The team could pay Van der Garde a settlement but it is not entirely clear – in legal terms – what Giedo has lost from the decision not to run him. He has not lost out financially because he was the one who would be paying (and that is presumably written into the contract that he signed). Van der Garde may claim damages but, as he was the one paying, it is hard to see how he will win anything financial from a court because arguments about damage to his reputation and career are not going to be very successful, given that he has always been seen in F1 circles as a pay-driver, even though he does do a decent solid job. It is hard, however, to argue that being dropped by Sauber would in any way materially affect his image and longterm prospects. That may sound harsh, but that is the way the law will look upon it.
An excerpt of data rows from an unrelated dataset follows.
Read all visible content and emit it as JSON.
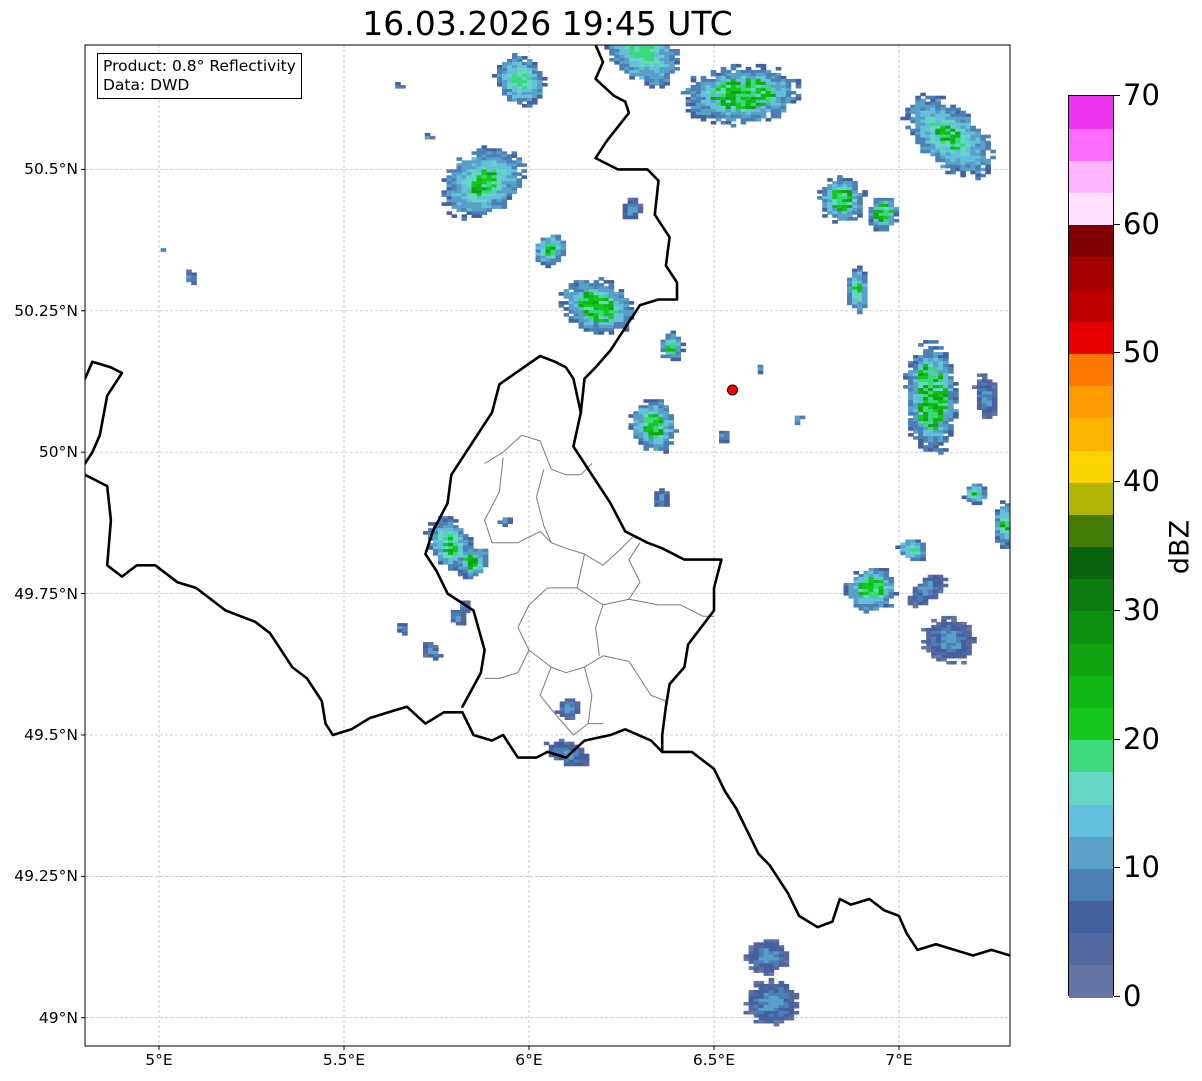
{
  "title": "16.03.2026 19:45 UTC",
  "info": {
    "product": "Product: 0.8° Reflectivity",
    "data": "Data: DWD"
  },
  "map": {
    "lon_range": [
      4.8,
      7.3
    ],
    "lat_range": [
      48.95,
      50.72
    ],
    "x_ticks": [
      {
        "lon": 5.0,
        "label": "5°E"
      },
      {
        "lon": 5.5,
        "label": "5.5°E"
      },
      {
        "lon": 6.0,
        "label": "6°E"
      },
      {
        "lon": 6.5,
        "label": "6.5°E"
      },
      {
        "lon": 7.0,
        "label": "7°E"
      }
    ],
    "y_ticks": [
      {
        "lat": 50.5,
        "label": "50.5°N"
      },
      {
        "lat": 50.25,
        "label": "50.25°N"
      },
      {
        "lat": 50.0,
        "label": "50°N"
      },
      {
        "lat": 49.75,
        "label": "49.75°N"
      },
      {
        "lat": 49.5,
        "label": "49.5°N"
      },
      {
        "lat": 49.25,
        "label": "49.25°N"
      },
      {
        "lat": 49.0,
        "label": "49°N"
      }
    ],
    "radar_site": {
      "lon": 6.55,
      "lat": 50.11
    },
    "colors": {
      "border": "#000000",
      "internal_border": "#7a7a7a",
      "grid": "#b4b4b4",
      "marker": "#ff0000"
    },
    "echoes": [
      {
        "lon": 6.3,
        "lat": 50.71,
        "rlon": 0.11,
        "rlat": 0.05,
        "rot": 40,
        "level": 1,
        "core": 0
      },
      {
        "lon": 6.57,
        "lat": 50.635,
        "rlon": 0.16,
        "rlat": 0.05,
        "rot": -5,
        "level": 1,
        "core": 0.55
      },
      {
        "lon": 5.87,
        "lat": 50.48,
        "rlon": 0.12,
        "rlat": 0.055,
        "rot": -35,
        "level": 1,
        "core": 0.35
      },
      {
        "lon": 5.97,
        "lat": 50.66,
        "rlon": 0.07,
        "rlat": 0.04,
        "rot": 40,
        "level": 1,
        "core": 0
      },
      {
        "lon": 6.05,
        "lat": 50.36,
        "rlon": 0.04,
        "rlat": 0.03,
        "rot": 60,
        "level": 1,
        "core": 0.3
      },
      {
        "lon": 6.18,
        "lat": 50.26,
        "rlon": 0.1,
        "rlat": 0.045,
        "rot": 20,
        "level": 1,
        "core": 0.55
      },
      {
        "lon": 6.27,
        "lat": 50.43,
        "rlon": 0.03,
        "rlat": 0.02,
        "rot": 0,
        "level": 0,
        "core": 0
      },
      {
        "lon": 6.38,
        "lat": 50.19,
        "rlon": 0.03,
        "rlat": 0.025,
        "rot": 0,
        "level": 1,
        "core": 0.5
      },
      {
        "lon": 6.33,
        "lat": 50.05,
        "rlon": 0.075,
        "rlat": 0.04,
        "rot": 70,
        "level": 1,
        "core": 0.45
      },
      {
        "lon": 6.35,
        "lat": 49.92,
        "rlon": 0.025,
        "rlat": 0.015,
        "rot": 80,
        "level": 0,
        "core": 0
      },
      {
        "lon": 6.62,
        "lat": 50.15,
        "rlon": 0.012,
        "rlat": 0.01,
        "rot": 0,
        "level": 0,
        "core": 0
      },
      {
        "lon": 6.52,
        "lat": 50.03,
        "rlon": 0.02,
        "rlat": 0.01,
        "rot": 40,
        "level": 0,
        "core": 0
      },
      {
        "lon": 6.72,
        "lat": 50.06,
        "rlon": 0.012,
        "rlat": 0.01,
        "rot": 0,
        "level": 0,
        "core": 0
      },
      {
        "lon": 6.84,
        "lat": 50.45,
        "rlon": 0.06,
        "rlat": 0.04,
        "rot": -30,
        "level": 1,
        "core": 0.5
      },
      {
        "lon": 6.95,
        "lat": 50.425,
        "rlon": 0.04,
        "rlat": 0.03,
        "rot": 20,
        "level": 1,
        "core": 0.55
      },
      {
        "lon": 6.88,
        "lat": 50.29,
        "rlon": 0.03,
        "rlat": 0.04,
        "rot": 0,
        "level": 1,
        "core": 0.3
      },
      {
        "lon": 7.13,
        "lat": 50.56,
        "rlon": 0.14,
        "rlat": 0.05,
        "rot": 40,
        "level": 1,
        "core": 0.3
      },
      {
        "lon": 7.08,
        "lat": 50.1,
        "rlon": 0.15,
        "rlat": 0.045,
        "rot": 88,
        "level": 1,
        "core": 0.6
      },
      {
        "lon": 7.23,
        "lat": 50.1,
        "rlon": 0.06,
        "rlat": 0.02,
        "rot": 80,
        "level": 0,
        "core": 0
      },
      {
        "lon": 7.2,
        "lat": 49.93,
        "rlon": 0.03,
        "rlat": 0.02,
        "rot": 0,
        "level": 1,
        "core": 0.2
      },
      {
        "lon": 7.28,
        "lat": 49.875,
        "rlon": 0.03,
        "rlat": 0.04,
        "rot": 0,
        "level": 1,
        "core": 0.3
      },
      {
        "lon": 7.03,
        "lat": 49.83,
        "rlon": 0.04,
        "rlat": 0.02,
        "rot": 20,
        "level": 1,
        "core": 0
      },
      {
        "lon": 6.92,
        "lat": 49.76,
        "rlon": 0.07,
        "rlat": 0.04,
        "rot": -10,
        "level": 1,
        "core": 0.5
      },
      {
        "lon": 7.07,
        "lat": 49.76,
        "rlon": 0.06,
        "rlat": 0.02,
        "rot": -40,
        "level": 0,
        "core": 0
      },
      {
        "lon": 7.13,
        "lat": 49.67,
        "rlon": 0.07,
        "rlat": 0.04,
        "rot": 20,
        "level": 0,
        "core": 0
      },
      {
        "lon": 5.78,
        "lat": 49.84,
        "rlon": 0.08,
        "rlat": 0.035,
        "rot": 60,
        "level": 1,
        "core": 0.4
      },
      {
        "lon": 5.84,
        "lat": 49.81,
        "rlon": 0.04,
        "rlat": 0.03,
        "rot": 50,
        "level": 1,
        "core": 0.5
      },
      {
        "lon": 5.8,
        "lat": 49.71,
        "rlon": 0.025,
        "rlat": 0.012,
        "rot": 60,
        "level": 0,
        "core": 0
      },
      {
        "lon": 5.73,
        "lat": 49.65,
        "rlon": 0.03,
        "rlat": 0.012,
        "rot": 45,
        "level": 0,
        "core": 0
      },
      {
        "lon": 5.65,
        "lat": 49.69,
        "rlon": 0.02,
        "rlat": 0.01,
        "rot": 60,
        "level": 0,
        "core": 0
      },
      {
        "lon": 6.1,
        "lat": 49.55,
        "rlon": 0.03,
        "rlat": 0.02,
        "rot": 70,
        "level": 0,
        "core": 0
      },
      {
        "lon": 6.1,
        "lat": 49.47,
        "rlon": 0.06,
        "rlat": 0.02,
        "rot": 20,
        "level": 0,
        "core": 0
      },
      {
        "lon": 6.64,
        "lat": 49.11,
        "rlon": 0.06,
        "rlat": 0.03,
        "rot": 0,
        "level": 0,
        "core": 0
      },
      {
        "lon": 6.65,
        "lat": 49.03,
        "rlon": 0.07,
        "rlat": 0.04,
        "rot": 0,
        "level": 0,
        "core": 0
      },
      {
        "lon": 5.93,
        "lat": 49.88,
        "rlon": 0.015,
        "rlat": 0.01,
        "rot": 0,
        "level": 0,
        "core": 0
      },
      {
        "lon": 5.82,
        "lat": 49.73,
        "rlon": 0.02,
        "rlat": 0.01,
        "rot": 40,
        "level": 0,
        "core": 0
      },
      {
        "lon": 5.08,
        "lat": 50.31,
        "rlon": 0.02,
        "rlat": 0.008,
        "rot": 70,
        "level": 0,
        "core": 0
      },
      {
        "lon": 5.0,
        "lat": 50.36,
        "rlon": 0.008,
        "rlat": 0.006,
        "rot": 0,
        "level": 0,
        "core": 0
      },
      {
        "lon": 5.64,
        "lat": 50.65,
        "rlon": 0.015,
        "rlat": 0.006,
        "rot": 30,
        "level": 0,
        "core": 0
      },
      {
        "lon": 5.72,
        "lat": 50.56,
        "rlon": 0.015,
        "rlat": 0.006,
        "rot": 30,
        "level": 0,
        "core": 0
      }
    ],
    "intl_border": [
      [
        [
          4.8,
          50.13
        ],
        [
          4.82,
          50.16
        ],
        [
          4.87,
          50.15
        ],
        [
          4.9,
          50.14
        ],
        [
          4.86,
          50.1
        ],
        [
          4.84,
          50.03
        ],
        [
          4.82,
          50.0
        ],
        [
          4.8,
          49.98
        ]
      ],
      [
        [
          4.8,
          49.96
        ],
        [
          4.86,
          49.94
        ],
        [
          4.87,
          49.88
        ],
        [
          4.86,
          49.8
        ],
        [
          4.9,
          49.78
        ],
        [
          4.94,
          49.8
        ],
        [
          4.99,
          49.8
        ],
        [
          5.05,
          49.77
        ],
        [
          5.1,
          49.76
        ],
        [
          5.18,
          49.72
        ],
        [
          5.26,
          49.7
        ],
        [
          5.3,
          49.68
        ],
        [
          5.33,
          49.65
        ],
        [
          5.36,
          49.62
        ],
        [
          5.4,
          49.6
        ],
        [
          5.44,
          49.56
        ],
        [
          5.45,
          49.52
        ],
        [
          5.47,
          49.5
        ],
        [
          5.52,
          49.51
        ],
        [
          5.57,
          49.53
        ],
        [
          5.62,
          49.54
        ],
        [
          5.67,
          49.55
        ],
        [
          5.72,
          49.52
        ],
        [
          5.77,
          49.54
        ],
        [
          5.82,
          49.54
        ],
        [
          5.85,
          49.5
        ],
        [
          5.9,
          49.49
        ],
        [
          5.93,
          49.5
        ],
        [
          5.97,
          49.46
        ],
        [
          6.02,
          49.46
        ],
        [
          6.05,
          49.47
        ],
        [
          6.1,
          49.46
        ],
        [
          6.15,
          49.49
        ],
        [
          6.22,
          49.5
        ],
        [
          6.26,
          49.51
        ],
        [
          6.33,
          49.49
        ],
        [
          6.36,
          49.47
        ],
        [
          6.39,
          49.47
        ],
        [
          6.44,
          49.47
        ],
        [
          6.5,
          49.44
        ],
        [
          6.53,
          49.4
        ],
        [
          6.56,
          49.37
        ],
        [
          6.59,
          49.33
        ],
        [
          6.62,
          49.29
        ],
        [
          6.65,
          49.27
        ],
        [
          6.7,
          49.22
        ],
        [
          6.73,
          49.18
        ],
        [
          6.78,
          49.16
        ],
        [
          6.82,
          49.17
        ],
        [
          6.84,
          49.21
        ],
        [
          6.87,
          49.2
        ],
        [
          6.92,
          49.21
        ],
        [
          6.96,
          49.19
        ],
        [
          7.0,
          49.18
        ],
        [
          7.02,
          49.15
        ],
        [
          7.05,
          49.12
        ],
        [
          7.1,
          49.13
        ],
        [
          7.15,
          49.12
        ],
        [
          7.2,
          49.11
        ],
        [
          7.25,
          49.12
        ],
        [
          7.3,
          49.11
        ]
      ],
      [
        [
          6.18,
          50.72
        ],
        [
          6.2,
          50.69
        ],
        [
          6.18,
          50.66
        ],
        [
          6.23,
          50.63
        ],
        [
          6.26,
          50.62
        ],
        [
          6.27,
          50.6
        ],
        [
          6.21,
          50.55
        ],
        [
          6.18,
          50.52
        ],
        [
          6.24,
          50.5
        ],
        [
          6.32,
          50.5
        ],
        [
          6.35,
          50.48
        ],
        [
          6.34,
          50.42
        ],
        [
          6.38,
          50.38
        ],
        [
          6.37,
          50.33
        ],
        [
          6.4,
          50.3
        ],
        [
          6.4,
          50.27
        ],
        [
          6.35,
          50.27
        ],
        [
          6.3,
          50.26
        ],
        [
          6.27,
          50.23
        ],
        [
          6.22,
          50.18
        ],
        [
          6.18,
          50.15
        ],
        [
          6.15,
          50.13
        ],
        [
          6.14,
          50.07
        ],
        [
          6.12,
          50.01
        ],
        [
          6.15,
          49.98
        ],
        [
          6.18,
          49.95
        ],
        [
          6.22,
          49.91
        ],
        [
          6.26,
          49.86
        ],
        [
          6.32,
          49.84
        ],
        [
          6.36,
          49.83
        ],
        [
          6.42,
          49.81
        ],
        [
          6.48,
          49.81
        ],
        [
          6.52,
          49.81
        ],
        [
          6.5,
          49.76
        ],
        [
          6.5,
          49.72
        ],
        [
          6.43,
          49.66
        ],
        [
          6.42,
          49.62
        ],
        [
          6.38,
          49.59
        ],
        [
          6.37,
          49.55
        ],
        [
          6.36,
          49.5
        ],
        [
          6.36,
          49.47
        ]
      ],
      [
        [
          5.82,
          49.55
        ],
        [
          5.87,
          49.61
        ],
        [
          5.88,
          49.65
        ],
        [
          5.85,
          49.72
        ],
        [
          5.78,
          49.75
        ],
        [
          5.75,
          49.79
        ],
        [
          5.72,
          49.82
        ],
        [
          5.74,
          49.86
        ],
        [
          5.78,
          49.91
        ],
        [
          5.79,
          49.96
        ],
        [
          5.84,
          50.01
        ],
        [
          5.9,
          50.07
        ],
        [
          5.92,
          50.12
        ],
        [
          6.03,
          50.17
        ],
        [
          6.07,
          50.16
        ],
        [
          6.1,
          50.15
        ],
        [
          6.12,
          50.13
        ],
        [
          6.13,
          50.1
        ],
        [
          6.14,
          50.07
        ]
      ]
    ],
    "internal_lines": [
      [
        [
          5.88,
          49.98
        ],
        [
          5.93,
          50.0
        ],
        [
          5.98,
          50.03
        ],
        [
          6.03,
          50.02
        ],
        [
          6.06,
          49.97
        ],
        [
          6.1,
          49.96
        ],
        [
          6.14,
          49.96
        ],
        [
          6.17,
          49.98
        ]
      ],
      [
        [
          6.04,
          49.97
        ],
        [
          6.02,
          49.92
        ],
        [
          6.04,
          49.87
        ],
        [
          6.06,
          49.84
        ],
        [
          6.1,
          49.83
        ],
        [
          6.15,
          49.82
        ],
        [
          6.2,
          49.8
        ],
        [
          6.25,
          49.83
        ],
        [
          6.28,
          49.85
        ]
      ],
      [
        [
          5.93,
          49.99
        ],
        [
          5.92,
          49.93
        ],
        [
          5.88,
          49.88
        ],
        [
          5.9,
          49.84
        ],
        [
          5.97,
          49.84
        ],
        [
          6.03,
          49.86
        ],
        [
          6.06,
          49.84
        ]
      ],
      [
        [
          6.15,
          49.82
        ],
        [
          6.13,
          49.76
        ],
        [
          6.2,
          49.73
        ],
        [
          6.27,
          49.74
        ],
        [
          6.3,
          49.77
        ],
        [
          6.27,
          49.81
        ],
        [
          6.3,
          49.84
        ]
      ],
      [
        [
          6.13,
          49.76
        ],
        [
          6.05,
          49.76
        ],
        [
          6.0,
          49.73
        ],
        [
          5.97,
          49.69
        ],
        [
          6.0,
          49.65
        ],
        [
          6.06,
          49.62
        ],
        [
          6.1,
          49.61
        ],
        [
          6.15,
          49.62
        ],
        [
          6.2,
          49.64
        ],
        [
          6.27,
          49.63
        ],
        [
          6.3,
          49.6
        ],
        [
          6.33,
          49.57
        ],
        [
          6.37,
          49.56
        ]
      ],
      [
        [
          6.2,
          49.73
        ],
        [
          6.18,
          49.69
        ],
        [
          6.19,
          49.64
        ]
      ],
      [
        [
          6.27,
          49.74
        ],
        [
          6.35,
          49.73
        ],
        [
          6.41,
          49.73
        ],
        [
          6.47,
          49.71
        ],
        [
          6.5,
          49.71
        ]
      ],
      [
        [
          6.0,
          49.65
        ],
        [
          5.97,
          49.61
        ],
        [
          5.92,
          49.6
        ],
        [
          5.88,
          49.6
        ]
      ],
      [
        [
          6.06,
          49.62
        ],
        [
          6.03,
          49.57
        ],
        [
          6.08,
          49.53
        ],
        [
          6.12,
          49.5
        ],
        [
          6.16,
          49.52
        ],
        [
          6.2,
          49.52
        ]
      ],
      [
        [
          6.15,
          49.62
        ],
        [
          6.17,
          49.57
        ],
        [
          6.16,
          49.52
        ]
      ]
    ]
  },
  "colorbar": {
    "unit": "dBZ",
    "min": 0,
    "max": 70,
    "step": 2.5,
    "colors": [
      "#6474a4",
      "#5468a0",
      "#4460a0",
      "#4c80b4",
      "#58a0c8",
      "#64c0dc",
      "#64d8c4",
      "#3cd87c",
      "#14c81c",
      "#10b814",
      "#10a410",
      "#0c9010",
      "#0c7c10",
      "#08640c",
      "#447c08",
      "#b0b404",
      "#fcd400",
      "#fcb400",
      "#fc9c00",
      "#fc7800",
      "#e80000",
      "#c00000",
      "#a40000",
      "#800000",
      "#ffe0ff",
      "#ffb4ff",
      "#ff6cff",
      "#ec34ec"
    ],
    "ticks": [
      {
        "value": 0,
        "label": "0"
      },
      {
        "value": 10,
        "label": "10"
      },
      {
        "value": 20,
        "label": "20"
      },
      {
        "value": 30,
        "label": "30"
      },
      {
        "value": 40,
        "label": "40"
      },
      {
        "value": 50,
        "label": "50"
      },
      {
        "value": 60,
        "label": "60"
      },
      {
        "value": 70,
        "label": "70"
      }
    ]
  }
}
The team had planned to run Van der Garde and Jules Bianchi, a Ferrari protege, in 2015 but Bianchi’s accident in Suzuka sidelined the Frenchman and resulted in the need for Sauber to change the entire arrangement. Thus the team did deals with Ericsson and Nasr and took on Raffaele Marciello as a test driver, to keep Ferrari happy. The decision was taken because the other drivers were paying more and the team will no doubt argue that this was necessary because Sauber was in danger of going out of business. It is believed that Ericsson’s deal involved an up front payment that was of vital importance to the team at the time. The whole thing could get pretty messy as Sauber might also point out that Giedo himself denied signing anything after the deal was done on June 28 last year, which would be true but also understandable.
One can understand that Van der Garde might be angry and that it upset his plans but one hopes that he has found a back-up plan in the interim and it would not be ridiculous to suggest that the reason we have heard nothing about the second drive at Manor Marussia is because it is being kept open for Giedo. There must be some reason that Max Chilton and Alexander Rossi have given up hope and signed deals elsewhere and there is no obvious reason to delay a decision about a driver who is being paid. If Van der Garde was named as a Manor Marussia driver before the case is heard he would have no case at all.
One might surmise from all of this that the legal action is not designed for anything other than to embarrass Sauber, which would be revenge for the team’s cynical, but some might say necessary, decision. All things considered it is hard to see what anyone has to gain from all of this.
One hopes that Giedo does have an agreement with Manor Marussia and that he will soon get back to racing.